Top 5 Machine Learning Interview Problems

1 0 0 0 0

Implementing Linear Regression from Scratch

Introduction

Linear regression is one of the simplest and most fundamental algorithms in machine learning. It forms the basis for understanding more complex models and techniques. In this tutorial, we will implement linear regression from scratch using Python and NumPy.

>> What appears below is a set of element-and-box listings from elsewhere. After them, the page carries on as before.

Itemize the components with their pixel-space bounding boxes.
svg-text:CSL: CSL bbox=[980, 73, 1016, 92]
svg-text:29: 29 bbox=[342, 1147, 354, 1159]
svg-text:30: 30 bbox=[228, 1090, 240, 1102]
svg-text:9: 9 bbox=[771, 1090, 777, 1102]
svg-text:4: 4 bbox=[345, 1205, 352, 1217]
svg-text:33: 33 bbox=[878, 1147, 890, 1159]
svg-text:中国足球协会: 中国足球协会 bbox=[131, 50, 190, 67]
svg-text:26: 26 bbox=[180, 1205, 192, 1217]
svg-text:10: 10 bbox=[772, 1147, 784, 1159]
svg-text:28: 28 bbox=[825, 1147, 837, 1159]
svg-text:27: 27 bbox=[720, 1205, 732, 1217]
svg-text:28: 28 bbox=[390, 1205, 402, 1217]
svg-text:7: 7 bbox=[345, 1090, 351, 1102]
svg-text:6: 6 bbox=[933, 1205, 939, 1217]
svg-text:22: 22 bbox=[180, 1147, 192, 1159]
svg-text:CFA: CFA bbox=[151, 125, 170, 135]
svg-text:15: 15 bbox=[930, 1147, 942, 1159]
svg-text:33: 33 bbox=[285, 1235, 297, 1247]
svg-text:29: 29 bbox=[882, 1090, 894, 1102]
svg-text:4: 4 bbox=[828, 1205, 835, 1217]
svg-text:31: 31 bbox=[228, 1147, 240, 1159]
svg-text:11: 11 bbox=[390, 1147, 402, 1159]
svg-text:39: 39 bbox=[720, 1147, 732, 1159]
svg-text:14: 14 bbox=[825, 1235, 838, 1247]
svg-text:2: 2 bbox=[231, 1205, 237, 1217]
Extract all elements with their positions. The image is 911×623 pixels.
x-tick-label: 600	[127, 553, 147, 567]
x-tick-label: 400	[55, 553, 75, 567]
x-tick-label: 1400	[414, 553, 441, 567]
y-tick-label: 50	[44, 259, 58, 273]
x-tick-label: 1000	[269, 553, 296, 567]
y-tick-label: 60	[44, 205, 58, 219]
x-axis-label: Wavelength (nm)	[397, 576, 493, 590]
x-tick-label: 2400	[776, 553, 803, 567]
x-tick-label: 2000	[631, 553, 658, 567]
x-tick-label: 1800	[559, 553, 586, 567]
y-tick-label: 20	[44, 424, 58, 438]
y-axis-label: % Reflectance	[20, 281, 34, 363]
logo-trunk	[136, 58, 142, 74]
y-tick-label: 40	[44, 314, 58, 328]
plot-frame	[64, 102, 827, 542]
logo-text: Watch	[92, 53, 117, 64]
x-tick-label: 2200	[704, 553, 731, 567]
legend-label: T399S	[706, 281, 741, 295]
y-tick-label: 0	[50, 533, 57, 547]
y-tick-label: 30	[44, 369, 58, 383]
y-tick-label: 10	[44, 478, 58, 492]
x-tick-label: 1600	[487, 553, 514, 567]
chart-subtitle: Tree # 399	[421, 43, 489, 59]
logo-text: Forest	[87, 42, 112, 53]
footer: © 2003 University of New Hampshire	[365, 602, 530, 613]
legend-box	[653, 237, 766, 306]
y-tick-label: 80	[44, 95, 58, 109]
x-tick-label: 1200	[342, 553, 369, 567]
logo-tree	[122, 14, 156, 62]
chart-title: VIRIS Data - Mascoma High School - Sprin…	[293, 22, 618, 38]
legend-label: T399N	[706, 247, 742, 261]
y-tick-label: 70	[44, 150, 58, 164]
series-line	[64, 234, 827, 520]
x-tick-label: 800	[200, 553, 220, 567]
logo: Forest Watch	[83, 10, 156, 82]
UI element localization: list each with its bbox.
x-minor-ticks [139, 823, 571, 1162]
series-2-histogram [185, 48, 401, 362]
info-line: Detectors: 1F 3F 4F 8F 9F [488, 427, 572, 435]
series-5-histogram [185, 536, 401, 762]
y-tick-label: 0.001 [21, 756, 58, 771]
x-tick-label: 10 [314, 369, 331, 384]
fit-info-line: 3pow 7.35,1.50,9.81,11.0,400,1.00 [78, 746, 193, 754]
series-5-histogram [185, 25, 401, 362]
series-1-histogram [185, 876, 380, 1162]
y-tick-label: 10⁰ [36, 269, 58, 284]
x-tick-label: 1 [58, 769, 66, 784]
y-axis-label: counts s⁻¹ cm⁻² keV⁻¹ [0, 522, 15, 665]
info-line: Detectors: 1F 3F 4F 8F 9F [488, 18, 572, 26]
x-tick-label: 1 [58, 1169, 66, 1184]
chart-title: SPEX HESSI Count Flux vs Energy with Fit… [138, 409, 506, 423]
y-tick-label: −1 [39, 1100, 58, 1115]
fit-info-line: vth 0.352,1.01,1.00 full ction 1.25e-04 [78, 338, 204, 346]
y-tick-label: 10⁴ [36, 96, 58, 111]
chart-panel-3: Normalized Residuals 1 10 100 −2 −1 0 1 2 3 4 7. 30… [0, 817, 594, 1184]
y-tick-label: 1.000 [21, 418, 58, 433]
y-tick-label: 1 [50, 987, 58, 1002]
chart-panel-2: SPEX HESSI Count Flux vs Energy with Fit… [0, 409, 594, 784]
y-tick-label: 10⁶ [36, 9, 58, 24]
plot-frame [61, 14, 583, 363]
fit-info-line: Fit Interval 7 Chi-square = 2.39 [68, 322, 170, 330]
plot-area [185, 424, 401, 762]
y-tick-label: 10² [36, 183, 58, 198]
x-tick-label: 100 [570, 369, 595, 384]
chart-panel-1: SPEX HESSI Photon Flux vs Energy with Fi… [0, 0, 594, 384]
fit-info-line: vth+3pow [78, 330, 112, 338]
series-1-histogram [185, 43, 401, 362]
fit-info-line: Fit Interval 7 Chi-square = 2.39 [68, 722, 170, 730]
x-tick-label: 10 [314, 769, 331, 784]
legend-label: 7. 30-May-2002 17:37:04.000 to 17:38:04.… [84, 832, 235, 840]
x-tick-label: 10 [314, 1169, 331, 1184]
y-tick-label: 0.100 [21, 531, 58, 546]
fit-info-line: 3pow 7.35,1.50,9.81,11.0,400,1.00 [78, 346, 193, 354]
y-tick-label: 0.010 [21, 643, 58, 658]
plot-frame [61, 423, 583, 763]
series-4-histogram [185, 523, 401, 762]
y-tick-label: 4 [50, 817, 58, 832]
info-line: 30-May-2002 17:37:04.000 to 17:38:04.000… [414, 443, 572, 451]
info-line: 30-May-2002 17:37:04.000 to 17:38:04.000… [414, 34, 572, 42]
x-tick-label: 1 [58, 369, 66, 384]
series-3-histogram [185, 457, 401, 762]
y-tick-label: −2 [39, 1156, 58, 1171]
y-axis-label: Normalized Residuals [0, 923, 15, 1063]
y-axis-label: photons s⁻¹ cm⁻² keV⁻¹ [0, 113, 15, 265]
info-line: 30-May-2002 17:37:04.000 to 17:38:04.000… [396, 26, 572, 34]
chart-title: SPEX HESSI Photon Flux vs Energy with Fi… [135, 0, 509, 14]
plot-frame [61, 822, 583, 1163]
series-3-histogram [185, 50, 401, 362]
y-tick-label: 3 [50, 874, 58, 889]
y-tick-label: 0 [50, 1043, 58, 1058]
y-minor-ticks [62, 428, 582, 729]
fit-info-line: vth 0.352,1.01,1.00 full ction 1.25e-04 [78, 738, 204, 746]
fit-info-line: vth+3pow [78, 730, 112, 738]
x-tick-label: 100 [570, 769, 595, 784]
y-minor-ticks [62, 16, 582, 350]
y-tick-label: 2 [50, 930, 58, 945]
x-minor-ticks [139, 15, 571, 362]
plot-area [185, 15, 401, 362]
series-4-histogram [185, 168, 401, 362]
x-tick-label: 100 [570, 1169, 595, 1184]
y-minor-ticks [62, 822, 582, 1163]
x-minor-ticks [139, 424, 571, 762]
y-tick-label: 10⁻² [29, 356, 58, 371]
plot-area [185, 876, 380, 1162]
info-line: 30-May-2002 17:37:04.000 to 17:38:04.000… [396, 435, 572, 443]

The goal of linear regression is to find the best-fitting line that predicts the target variable (y) based on the input features (X). The best-fitting line is computed by minimizing the mean squared error (MSE) between the predicted and actual values. To achieve this, we will use gradient descent, a method for optimizing the parameters (weights) of the linear regression model.

In this tutorial, we will break down the following steps:

  1. Understanding the basic theory behind linear regression.
  2. Implementing linear regression from scratch using gradient descent.
  3. Implementing the cost function and gradient calculation.
  4. Training the model and making predictions.
  5. Evaluating the model's performance.

By the end of this tutorial, you will have a clear understanding of how linear regression works and how to implement it from scratch in Python.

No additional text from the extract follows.